Men accounted for only 40.5 percent of those in higher education.
And it’s not that men has lost their access to higher education. Admissions officers are not keeping men out of the college classrooms. Men are simply choosing not to go.
The reasons for this disparity are varied and uncertain, and many are worried. Stories in the media have described this shift in enrollment numbers as “alarming,” “concerning.” and “disturbing.”
But here is what I know:
In 1971, the year when I was born, women couldn’t legally obtain a credit card in their own name.
In 1971, women were frequently and legally fired from their place of employment for getting pregnant.
In 1971, women couldn’t serve on a jury in all 50 states.
In 1971, women could be legally raped by their husbands since spousal rape wasn’t criminalized in all 50 states until 1993.
Also in 1971, 57 percent of students enrolled in college were men, compared to just 43 percent who were women.
These numbers have essentially reversed over the course of my lifetime.
I wonder if the words “alarming” and “concerning” and “disturbing” were used to describe female college enrollment in 1971. I can’t say for sure, but my gut tells me no. If women couldn’t own their own credit cards or refuse sex with their husbands, I hardly think female enrollment in higher education made the list of most concerning issues at the time.

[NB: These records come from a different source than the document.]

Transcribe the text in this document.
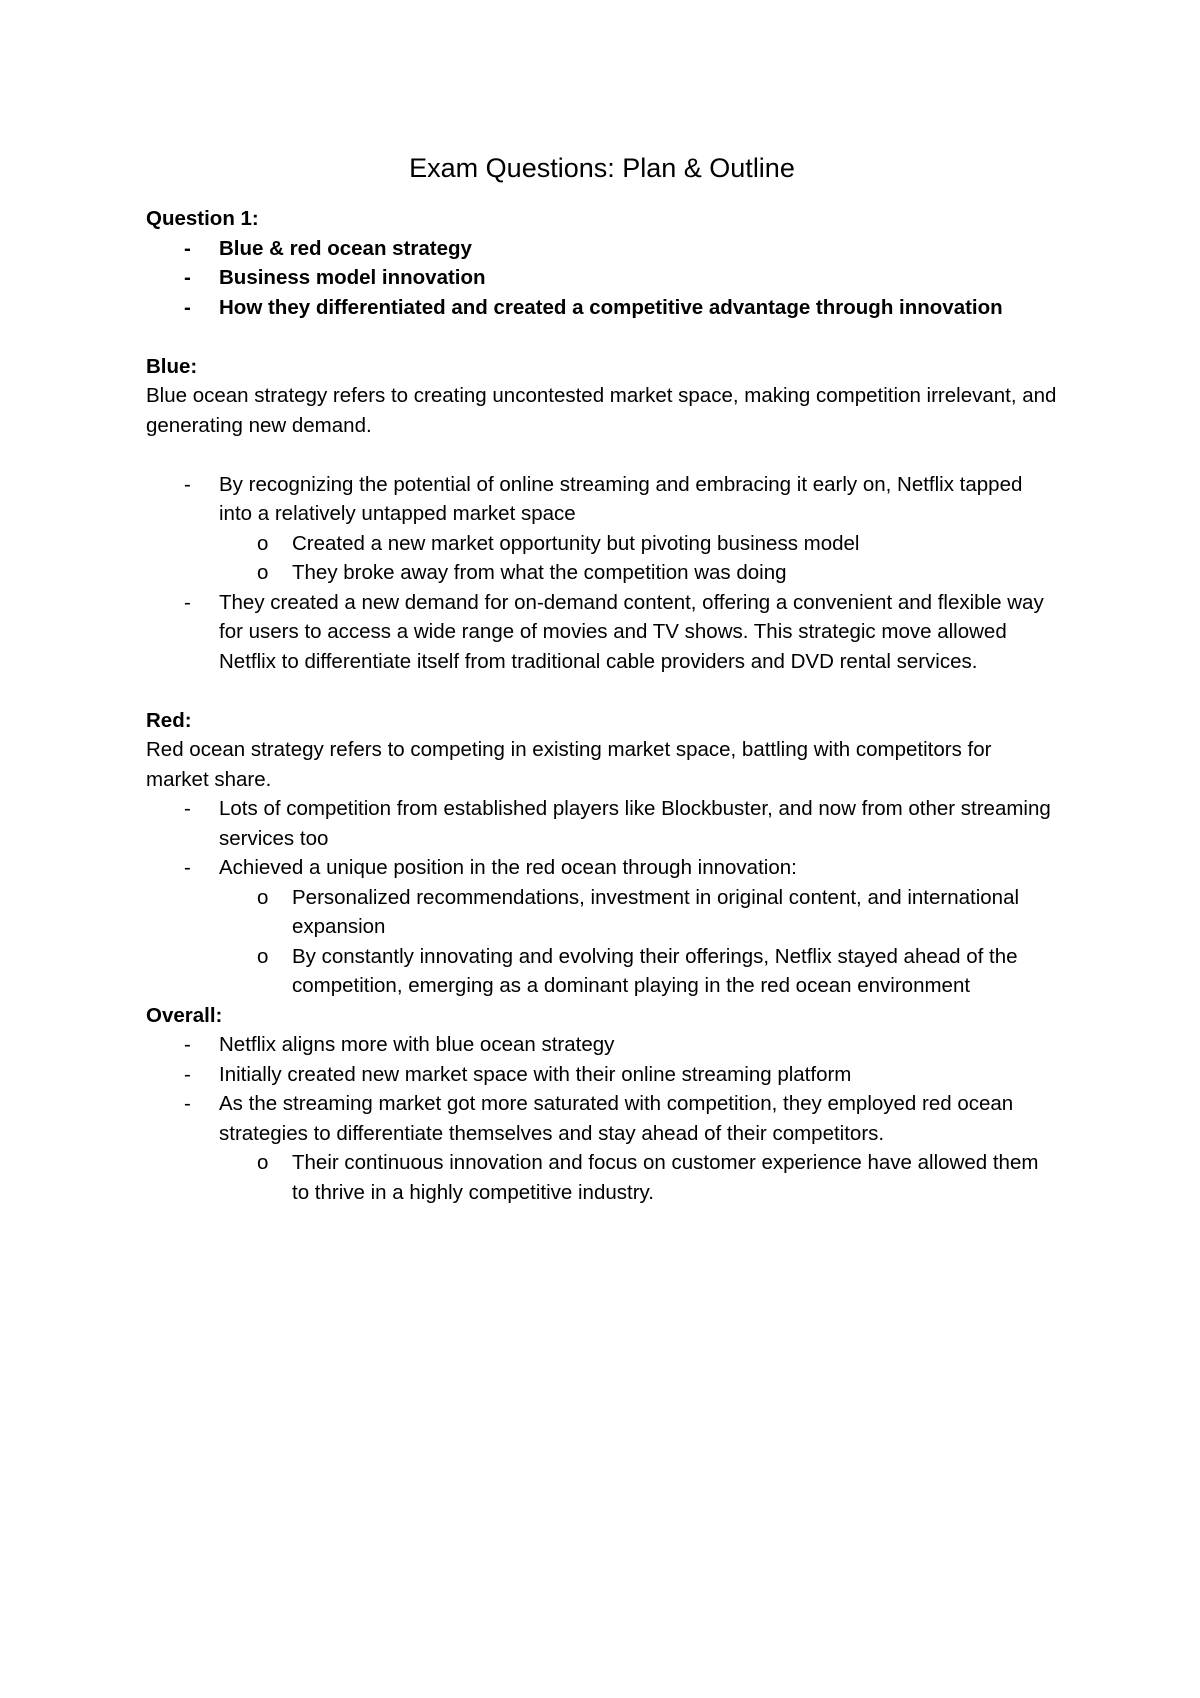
Exam Questions: Plan & Outline

Question 1:

- Blue & red ocean strategy
- Business model innovation
- How they differentiated and created a competitive advantage through innovation

Blue:

Blue ocean strategy refers to creating uncontested market space, making competition irrelevant, and generating new demand.

- By recognizing the potential of online streaming and embracing it early on, Netflix tapped into a relatively untapped market space
o Created a new market opportunity but pivoting business model
o They broke away from what the competition was doing
- They created a new demand for on-demand content, offering a convenient and flexible way for users to access a wide range of movies and TV shows. This strategic move allowed Netflix to differentiate itself from traditional cable providers and DVD rental services.

Red:

Red ocean strategy refers to competing in existing market space, battling with competitors for market share.

- Lots of competition from established players like Blockbuster, and now from other streaming services too
- Achieved a unique position in the red ocean through innovation:
o Personalized recommendations, investment in original content, and international expansion
o By constantly innovating and evolving their offerings, Netflix stayed ahead of the competition, emerging as a dominant playing in the red ocean environment

Overall:

- Netflix aligns more with blue ocean strategy
- Initially created new market space with their online streaming platform
- As the streaming market got more saturated with competition, they employed red ocean strategies to differentiate themselves and stay ahead of their competitors.
o Their continuous innovation and focus on customer experience have allowed them to thrive in a highly competitive industry.
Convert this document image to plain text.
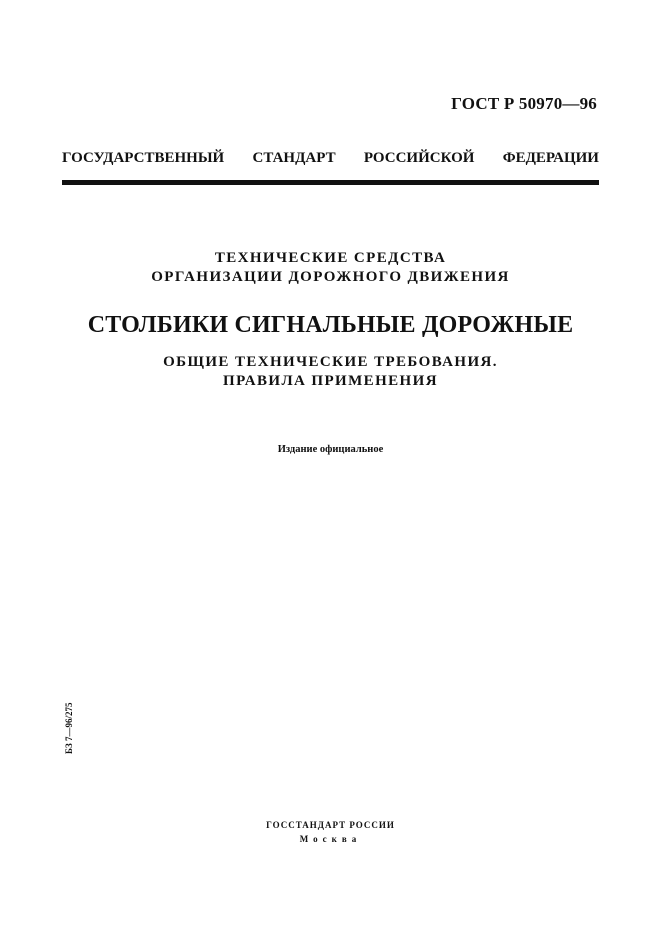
ГОСТ Р 50970—96
ГОСУДАРСТВЕННЫЙ СТАНДАРТ РОССИЙСКОЙ ФЕДЕРАЦИИ
ТЕХНИЧЕСКИЕ СРЕДСТВА
ОРГАНИЗАЦИИ ДОРОЖНОГО ДВИЖЕНИЯ
СТОЛБИКИ СИГНАЛЬНЫЕ ДОРОЖНЫЕ
ОБЩИЕ ТЕХНИЧЕСКИЕ ТРЕБОВАНИЯ.
ПРАВИЛА ПРИМЕНЕНИЯ
Издание официальное
БЗ 7—96/275
ГОССТАНДАРТ РОССИИ
Москва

So yes, it’s important to understand why young men are rejecting higher education in greater numbers than ever before. It’s crucial to know why advanced degrees no longer appeal to men as they once did. It’s critical that we figure out why young men are struggling in school like never before.
You need not look hard to see what a bunch of disaffected, angry, uneducated men are capable of doing.
But maybe we can also celebrate the fact that women are kicking ass, too. Making up for years of repression. Getting their bite of the apple at last.
Women are still earning just 82 cents for every dollar that a man makes, so until those numbers are closer to being equal, I think women should do everything in their power to rise up, reach for the brass ring, and do everything in their power to gain the upper hand.
I would prefer a world with more women in positions of leadership and power. I would love to see more women find seats at the table. I would love for women to find the equity that they deserve.
Frankly, I don’t think this college enrollment trend is necessarily a bad thing at all.